On the other hand, classical logic being a conservative extension of fuzzy logics, there's no chance that fuzzy logic is inconsistent.

In any case, I am more than happy to acknowledge that a number of points of the book are really valuable and enlightening, and involve very careful thinking.

As an afterthought, I ignore whether `misguiding' has a moral implication which would be absent from `misleading'. In that case, what I meant to say is just `misleading'.

I must disagree with your assessment as I find Jaynes wriritngs to be lucid and inspirational. His complaint is that frequentists have co-opted the term 'probability' when they were talking about frequencies; they should just say frequency when they mean frequency of course. Further, Jaynes defends his complaint about the ad-hoc ness of frequentist "statistics". Finally Jaynes has said that whatever formal mathematical framework that one chooses, it must agree with Bayesian probablistic results based on the Cox axioms, ergo one should just use it rather rather than obfuscate the reasoning/mathematics.

Hi Michael, many thanks for your reply.

You mention three issues where I believe Jaynes is wrong, so I guess you can safely take my `misguiding' or `misleading' as a synonym of your `inspirational' (just take the `mis' away and we're saying the same thing.)

Let me improvise a list of questions you won't find discussed in Jaynes's book: Is classical logic universally valid? Can probability be grounded on other logics? Why must probability be represented by a number? Why must correct reasoning satisfy the qualitative requirements in Cox's derivation? How should a theory of scientific reasoning accomodate partial ignorance?

In page 24, Jaynes says: "As a first orientation, note that the process of deciding that AB is true can be broken down into elementary decisions about A and B separately". Imagine, as a thought experiment, that I denied that the process of deciding that AB is

plausiblytrue can be broken down into elementary decisions about A and B separately (or even that I denied just what he says). According to Jaynes, one can "(1) decide that B is true; (2) having accepted B as true, decide that A is true". These are written B|C and A|BC. But, in a plausible reasoning, you will(1) decide that B is plausibly true, B|C;

(2) having accepted B as

plausiblytrue in the light of C beingreallytrue, i.e.

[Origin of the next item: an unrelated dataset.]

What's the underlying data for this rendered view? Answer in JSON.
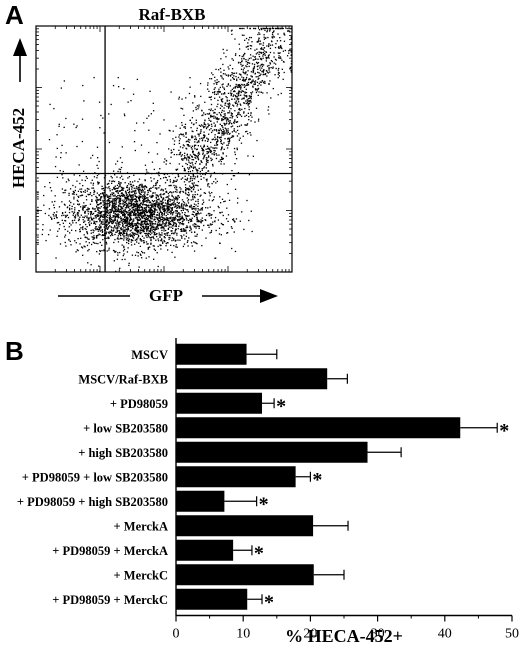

B|C, decide that A is plausibly true, which is no longer A|BC, because C is knowledge that is taken as true whereas B is only partially plausible in the light of C. One should write A|(B|C), and could not go ahead with the argument.I've taken that paragraph because it seemed true when written in Jaynes's style, not to present a relevant argument.

In any case, Cox's argument is beautiful as a qualitative foundation of probability, but it doesn't serve the purpose to which Jaynes puts it, which is founding probability and at the same time destroying everything else.

Just my two cents.

PS: In case you are interested, you can find Cox's paper here and an interesting discussion here. The most careful presentation I know is Kevin van Horn's in the International Journal of Approximate Reasoning, which you can find easily. It was discussed by Glenn Shafer and Mark Colyvan, also freely available.

(It's very late now and I'm being urged to leave this, so I'll write the links later, just in case somebody is interested.)

...please where can I buy a unicorn?